ROME ? Italy's Jewish community and a Holocaust survivors group expressed outrage Friday at the removal by vandals of three cobblestone plaques honoring Italian victims.
German artist Gunter Demnig has laid thousands of such plaques around Europe in front of the homes of people later killed in the Holocaust. He calls them "Stolpersteine," or stumbling blocks.
Earlier this week, three such cobblestone plaques honoring the Spizzichino sisters were unveiled in Rome's Jewish ghetto, where in 1943, during the occupation of the city by German troops, many residents were seized and sent to Nazi-run death camps.
By Thursday the plaques were gone, but regular cobblestones remained.

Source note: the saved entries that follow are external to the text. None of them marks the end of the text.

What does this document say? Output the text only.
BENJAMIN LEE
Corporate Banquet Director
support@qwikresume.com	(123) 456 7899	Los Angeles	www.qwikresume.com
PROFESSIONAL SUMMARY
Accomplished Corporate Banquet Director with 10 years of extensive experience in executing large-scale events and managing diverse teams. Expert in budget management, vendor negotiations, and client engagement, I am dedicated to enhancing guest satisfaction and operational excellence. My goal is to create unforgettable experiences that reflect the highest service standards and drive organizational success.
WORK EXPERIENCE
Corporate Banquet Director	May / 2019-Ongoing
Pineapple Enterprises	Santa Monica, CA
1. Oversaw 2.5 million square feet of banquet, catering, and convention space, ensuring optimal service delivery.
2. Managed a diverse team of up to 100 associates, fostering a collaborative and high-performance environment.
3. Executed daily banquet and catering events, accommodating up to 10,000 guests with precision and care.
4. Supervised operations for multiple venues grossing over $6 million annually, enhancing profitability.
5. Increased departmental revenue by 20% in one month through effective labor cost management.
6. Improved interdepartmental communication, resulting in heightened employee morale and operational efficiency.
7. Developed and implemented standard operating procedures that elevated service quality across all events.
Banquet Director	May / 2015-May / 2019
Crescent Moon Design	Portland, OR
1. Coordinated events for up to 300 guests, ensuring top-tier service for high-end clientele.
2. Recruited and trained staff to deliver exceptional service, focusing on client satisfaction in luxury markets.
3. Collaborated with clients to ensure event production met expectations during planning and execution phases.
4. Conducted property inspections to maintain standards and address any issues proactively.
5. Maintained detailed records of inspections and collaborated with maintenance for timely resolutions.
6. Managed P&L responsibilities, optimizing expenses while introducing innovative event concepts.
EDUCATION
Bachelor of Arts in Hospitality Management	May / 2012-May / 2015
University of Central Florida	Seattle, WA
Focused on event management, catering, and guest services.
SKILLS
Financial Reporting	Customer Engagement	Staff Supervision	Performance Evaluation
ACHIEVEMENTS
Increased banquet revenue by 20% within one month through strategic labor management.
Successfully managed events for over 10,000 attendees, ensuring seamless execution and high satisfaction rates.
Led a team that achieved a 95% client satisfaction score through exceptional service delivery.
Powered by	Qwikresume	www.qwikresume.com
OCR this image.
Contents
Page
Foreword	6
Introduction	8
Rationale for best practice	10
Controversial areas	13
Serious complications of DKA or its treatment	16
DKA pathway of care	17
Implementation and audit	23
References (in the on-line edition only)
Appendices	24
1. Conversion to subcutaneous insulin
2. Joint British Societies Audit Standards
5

Italy's Union of Jewish Communities has organized a protest for Saturday. Union president Renzo Gattegna said the vandalism was "a shameful attempt to cancel the memory of the pain suffered by victims of the Nazis and Fascists."
Holocaust survivors are "heart-sickened at this wanton act of vandalism, which is an offense against the memory and dignity owed the victims of the Nazis and the Fascists," said a statement from Elan Steinberg, vice-president of the American Gathering of Holocaust Survivors and their Descendants.
He called the vandalism "not only an assault on the Jewish victims" but said it was "directed against the good name of Italy itself. We will not forget that despite its wartime Fascist leadership, everyday Italians of every stripe were instrumental in rescuing Jews from the clutches of the Nazi killing machine."